• Biden-Harris Administration allocates $17M for converting coal waste into critical minerals, enhancing clean energy technology and job creation.
  • Projects aim to secure domestic supply chains, reducing reliance on foreign sources and supporting energy communities.
  • Emphasis on sustainability and community benefits, aligning with the Justice40 Initiative for disadvantaged communities.

The Biden-Harris Administration, as part of its Investing in America agenda, has committed over $17 million to the U.S. Department of Energy (DOE) for projects focusing on the extraction and processing of rare earth elements (REEs) and other critical minerals from coal and its byproducts. This initiative aims to strengthen national security, support clean energy technologies, and generate quality jobs, particularly in areas historically dependent on fossil fuel production.

Rare earth elements are essential for the manufacturing of advanced clean energy technologies, including solar panels, wind turbines, electric vehicles, and hydrogen fuel cells. Despite their name, REEs are relatively abundant but are challenging to mine sustainably and economically. The United States currently imports over 80% of its rare earth supplies, primarily from China, highlighting a significant vulnerability in its supply chain and a pressing need for domestic sources.

The recent funding is directed towards the design and construction of facilities capable of producing REEs from coal-based resources. These resources include over 250 billion tons of coal reserves, as well as substantial amounts of waste coal and coal ash. Studies have indicated that lignite and bituminous coals, along with their ashes, contain significant amounts of REEs, with average contents estimated around 69-469 parts per million (ppm) depending on the coal type and its byproducts, thus presenting a valuable alternative source for these critical materials​​​​.

The projects selected for this funding will conduct Front-End Engineering and Design (FEED) studies to develop integrated supply chains for the production of critical minerals entirely within the United States, focusing on coal-based sources. These studies will help reduce risks associated with construction and operation by establishing clear technical requirements and project scopes.

Furthermore, these initiatives are mandated to create Community Benefits Plans, ensuring meaningful engagement with and tangible benefits to the local communities. These plans are part of the broader Justice40 Initiative, aiming to deliver 40% of the overall benefits of federal investments to disadvantaged communities.

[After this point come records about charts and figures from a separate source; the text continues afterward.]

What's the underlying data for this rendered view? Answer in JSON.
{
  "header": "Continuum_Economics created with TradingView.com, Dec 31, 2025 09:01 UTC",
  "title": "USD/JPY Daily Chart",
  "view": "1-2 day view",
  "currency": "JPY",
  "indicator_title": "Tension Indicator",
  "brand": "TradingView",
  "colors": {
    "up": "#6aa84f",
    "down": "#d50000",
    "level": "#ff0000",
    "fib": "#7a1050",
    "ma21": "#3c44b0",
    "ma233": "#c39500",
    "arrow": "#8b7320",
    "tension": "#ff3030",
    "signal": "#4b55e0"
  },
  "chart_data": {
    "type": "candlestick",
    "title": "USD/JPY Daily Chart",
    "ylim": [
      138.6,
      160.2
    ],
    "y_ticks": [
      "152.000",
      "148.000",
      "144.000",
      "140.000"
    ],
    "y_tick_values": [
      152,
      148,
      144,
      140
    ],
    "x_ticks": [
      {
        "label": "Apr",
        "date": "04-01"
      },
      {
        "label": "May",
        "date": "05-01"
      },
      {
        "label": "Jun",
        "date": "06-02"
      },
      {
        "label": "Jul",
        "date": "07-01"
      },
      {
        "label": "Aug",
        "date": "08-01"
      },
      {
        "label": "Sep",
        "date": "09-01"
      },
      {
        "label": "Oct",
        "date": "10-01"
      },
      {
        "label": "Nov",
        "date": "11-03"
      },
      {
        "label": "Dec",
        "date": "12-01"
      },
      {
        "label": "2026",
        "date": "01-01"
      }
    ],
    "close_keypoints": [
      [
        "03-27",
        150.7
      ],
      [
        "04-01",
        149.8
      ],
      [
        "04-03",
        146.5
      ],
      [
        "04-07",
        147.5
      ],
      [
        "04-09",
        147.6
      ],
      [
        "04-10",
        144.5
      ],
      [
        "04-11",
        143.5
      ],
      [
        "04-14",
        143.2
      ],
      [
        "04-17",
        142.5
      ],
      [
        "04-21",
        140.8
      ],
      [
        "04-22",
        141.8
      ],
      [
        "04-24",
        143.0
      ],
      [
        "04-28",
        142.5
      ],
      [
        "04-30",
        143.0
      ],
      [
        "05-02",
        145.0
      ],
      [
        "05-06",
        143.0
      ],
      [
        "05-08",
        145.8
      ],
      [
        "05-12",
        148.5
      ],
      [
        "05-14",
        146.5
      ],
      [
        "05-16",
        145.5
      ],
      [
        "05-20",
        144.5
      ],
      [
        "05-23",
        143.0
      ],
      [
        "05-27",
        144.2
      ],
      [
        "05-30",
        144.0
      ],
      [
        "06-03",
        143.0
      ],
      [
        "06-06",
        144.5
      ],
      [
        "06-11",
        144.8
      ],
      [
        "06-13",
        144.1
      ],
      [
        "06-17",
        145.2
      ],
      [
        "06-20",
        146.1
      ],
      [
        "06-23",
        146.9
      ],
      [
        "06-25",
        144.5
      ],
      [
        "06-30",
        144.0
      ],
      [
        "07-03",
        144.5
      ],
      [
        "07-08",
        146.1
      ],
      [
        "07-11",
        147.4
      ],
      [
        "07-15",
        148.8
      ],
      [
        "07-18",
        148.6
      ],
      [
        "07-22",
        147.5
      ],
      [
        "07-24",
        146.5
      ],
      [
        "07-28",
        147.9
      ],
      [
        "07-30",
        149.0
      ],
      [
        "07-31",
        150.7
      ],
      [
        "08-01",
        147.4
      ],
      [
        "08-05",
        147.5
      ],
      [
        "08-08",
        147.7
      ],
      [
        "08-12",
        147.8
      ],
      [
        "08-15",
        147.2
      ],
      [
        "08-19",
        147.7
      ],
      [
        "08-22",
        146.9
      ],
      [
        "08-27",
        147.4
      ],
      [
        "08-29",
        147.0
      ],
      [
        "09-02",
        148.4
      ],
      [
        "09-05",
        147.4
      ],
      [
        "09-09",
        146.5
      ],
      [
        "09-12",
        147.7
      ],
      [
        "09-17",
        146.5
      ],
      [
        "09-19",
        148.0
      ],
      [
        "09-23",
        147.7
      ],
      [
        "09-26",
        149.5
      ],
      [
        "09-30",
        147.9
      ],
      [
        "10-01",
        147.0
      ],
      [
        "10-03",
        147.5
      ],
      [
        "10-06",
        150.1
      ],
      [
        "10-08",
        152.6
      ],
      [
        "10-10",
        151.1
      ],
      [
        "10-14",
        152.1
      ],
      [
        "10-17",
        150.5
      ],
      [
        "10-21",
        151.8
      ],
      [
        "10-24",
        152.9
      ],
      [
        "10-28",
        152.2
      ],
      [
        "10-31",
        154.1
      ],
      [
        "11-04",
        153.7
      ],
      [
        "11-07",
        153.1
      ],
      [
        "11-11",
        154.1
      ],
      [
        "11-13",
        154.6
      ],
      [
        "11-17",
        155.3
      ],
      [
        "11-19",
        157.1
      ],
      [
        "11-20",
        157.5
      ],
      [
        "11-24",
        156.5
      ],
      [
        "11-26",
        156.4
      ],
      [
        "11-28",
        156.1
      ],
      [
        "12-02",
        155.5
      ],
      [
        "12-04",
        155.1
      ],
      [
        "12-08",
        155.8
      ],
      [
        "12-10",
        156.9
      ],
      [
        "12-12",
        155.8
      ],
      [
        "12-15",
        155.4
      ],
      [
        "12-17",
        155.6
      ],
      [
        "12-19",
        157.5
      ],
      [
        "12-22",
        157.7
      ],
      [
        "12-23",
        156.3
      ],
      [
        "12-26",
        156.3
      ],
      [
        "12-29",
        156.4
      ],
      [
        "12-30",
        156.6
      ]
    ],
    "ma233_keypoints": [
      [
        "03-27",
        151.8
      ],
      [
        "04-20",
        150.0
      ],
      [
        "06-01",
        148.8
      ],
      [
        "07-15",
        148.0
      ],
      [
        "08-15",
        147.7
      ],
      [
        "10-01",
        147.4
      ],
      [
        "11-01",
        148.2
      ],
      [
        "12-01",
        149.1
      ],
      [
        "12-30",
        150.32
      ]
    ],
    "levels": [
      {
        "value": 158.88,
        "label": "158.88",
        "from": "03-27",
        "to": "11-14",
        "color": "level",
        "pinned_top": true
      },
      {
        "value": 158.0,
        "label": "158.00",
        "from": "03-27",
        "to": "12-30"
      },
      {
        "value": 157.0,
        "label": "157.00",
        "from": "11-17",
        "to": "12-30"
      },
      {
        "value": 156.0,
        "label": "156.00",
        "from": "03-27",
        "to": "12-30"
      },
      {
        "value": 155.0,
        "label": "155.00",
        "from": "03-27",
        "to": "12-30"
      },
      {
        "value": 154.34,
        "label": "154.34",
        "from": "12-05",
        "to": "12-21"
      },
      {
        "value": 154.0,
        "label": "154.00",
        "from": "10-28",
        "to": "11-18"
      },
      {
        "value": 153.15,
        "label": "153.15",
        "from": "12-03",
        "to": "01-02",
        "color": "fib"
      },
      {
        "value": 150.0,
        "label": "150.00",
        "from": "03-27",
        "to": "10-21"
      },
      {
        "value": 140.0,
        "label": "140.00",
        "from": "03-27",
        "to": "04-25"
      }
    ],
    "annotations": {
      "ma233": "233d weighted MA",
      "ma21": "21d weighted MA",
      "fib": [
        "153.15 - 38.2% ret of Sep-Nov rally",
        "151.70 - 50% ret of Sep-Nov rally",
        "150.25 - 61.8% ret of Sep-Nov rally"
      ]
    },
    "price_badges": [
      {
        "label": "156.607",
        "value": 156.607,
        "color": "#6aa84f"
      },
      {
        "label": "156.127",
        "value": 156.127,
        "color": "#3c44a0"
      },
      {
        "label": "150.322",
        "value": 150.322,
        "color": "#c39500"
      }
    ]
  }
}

In summary, this investment not only aims to bolster the domestic supply chain for critical minerals but also seeks to repurpose coal waste, aligning with sustainability goals. By leveraging existing coal and coal byproduct reserves for the extraction of rare earth elements, the administration is taking significant steps toward reducing environmental impacts, fostering job creation in traditional energy sectors, and ensuring a more secure and sustainable future for the manufacturing industry in both Europe and North America.